O primeiro problema foi arrumar R$ 300 para comprar o remédio. Para uma menina de 16 anos, foi necessário um mês para juntar o dinheiro. No dia que eu consegui pegar o remédio, já estava com dois meses e meio. Tive que usar quatro remédios. Senti muita cólica. Foram seis horas de muita dor, mas eu estava tranquila porque já tinha tomado a decisão havia muito tempo.

Mas, ao contrário do que eu já tinha ouvido de outras pessoas, a minha cólica não passou totalmente em nenhum momento. Eu descobri que algo tinha dado errado porque uma semana depois ainda estava sentindo dor, sem quase conseguir sair da cama. Nessa hora eu decidi ir ao hospital. Mandei uma mensagem de texto falando com minha médica que era urgente. Se não tivesse falado com ela, poderia ter morrido. Ela me alertou que era um risco e que poderia ter ficado com sequelas.
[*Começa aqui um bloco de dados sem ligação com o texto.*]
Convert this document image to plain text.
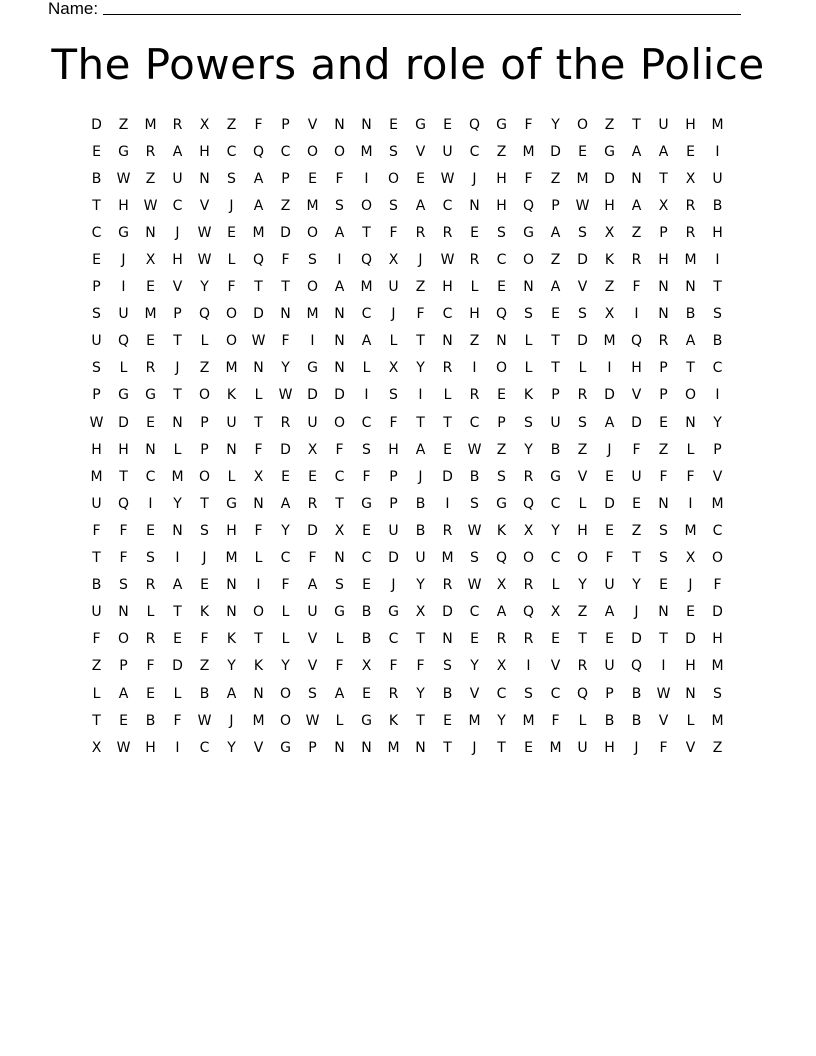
Name:
The Powers and role of the Police
D	Z	M	R	X	Z	F	P	V	N	N	E	G	E	Q	G	F	Y	O	Z	T	U	H	M
E	G	R	A	H	C	Q	C	O	O	M	S	V	U	C	Z	M	D	E	G	A	A	E	I
B	W	Z	U	N	S	A	P	E	F	I	O	E	W	J	H	F	Z	M	D	N	T	X	U
T	H	W	C	V	J	A	Z	M	S	O	S	A	C	N	H	Q	P	W	H	A	X	R	B
C	G	N	J	W	E	M	D	O	A	T	F	R	R	E	S	G	A	S	X	Z	P	R	H
E	J	X	H	W	L	Q	F	S	I	Q	X	J	W	R	C	O	Z	D	K	R	H	M	I
P	I	E	V	Y	F	T	T	O	A	M	U	Z	H	L	E	N	A	V	Z	F	N	N	T
S	U	M	P	Q	O	D	N	M	N	C	J	F	C	H	Q	S	E	S	X	I	N	B	S
U	Q	E	T	L	O	W	F	I	N	A	L	T	N	Z	N	L	T	D	M	Q	R	A	B
S	L	R	J	Z	M	N	Y	G	N	L	X	Y	R	I	O	L	T	L	I	H	P	T	C
P	G	G	T	O	K	L	W	D	D	I	S	I	L	R	E	K	P	R	D	V	P	O	I
W	D	E	N	P	U	T	R	U	O	C	F	T	T	C	P	S	U	S	A	D	E	N	Y
H	H	N	L	P	N	F	D	X	F	S	H	A	E	W	Z	Y	B	Z	J	F	Z	L	P
M	T	C	M	O	L	X	E	E	C	F	P	J	D	B	S	R	G	V	E	U	F	F	V
U	Q	I	Y	T	G	N	A	R	T	G	P	B	I	S	G	Q	C	L	D	E	N	I	M
F	F	E	N	S	H	F	Y	D	X	E	U	B	R	W	K	X	Y	H	E	Z	S	M	C
T	F	S	I	J	M	L	C	F	N	C	D	U	M	S	Q	O	C	O	F	T	S	X	O
B	S	R	A	E	N	I	F	A	S	E	J	Y	R	W	X	R	L	Y	U	Y	E	J	F
U	N	L	T	K	N	O	L	U	G	B	G	X	D	C	A	Q	X	Z	A	J	N	E	D
F	O	R	E	F	K	T	L	V	L	B	C	T	N	E	R	R	E	T	E	D	T	D	H
Z	P	F	D	Z	Y	K	Y	V	F	X	F	F	S	Y	X	I	V	R	U	Q	I	H	M
L	A	E	L	B	A	N	O	S	A	E	R	Y	B	V	C	S	C	Q	P	B	W	N	S
T	E	B	F	W	J	M	O	W	L	G	K	T	E	M	Y	M	F	L	B	B	V	L	M
X	W	H	I	C	Y	V	G	P	N	N	M	N	T	J	T	E	M	U	H	J	F	V	Z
O tratamento dentro do hospital particular foi ótimo, parecia até que era legalizado. Tomei a decisão certa. Fiquei grávida na mesma época que uma amiga. Hoje, ela tem um filho de 5 anos. Eu não poderia.¿

-------------------------------------------------------------------------------- Paula*, 22 anos, universitária

-------------------------------------------------------------------------------- O que diz a lei Até 3 anos de cadeia

De acordo com o artigo 124 do Código Penal Brasileiro, de 1940, provocar aborto em si mesmo ou consentir que outra pessoa provoque a interrupção da gravidez é crime. A pena para a mulher varia de um a três anos de cadeia. O médico que realiza o procedimento com a permissão do paciente pode ser punido com a detenção de um a quatro anos, de acordo com o artigo 126. Já o artigo 125 pune a pessoa que provoca aborto em outra sem o consentimento a pena de três a 10 anos. No dois casos, se a gestante sofrer lesão corporal, a pena aumenta em um terço. Se ela morrer, dobra. Hoje, o aborto é legalizado apenas para casos de gravidez resultantes de estupro ou se a mulher corre risco de morte. (EK)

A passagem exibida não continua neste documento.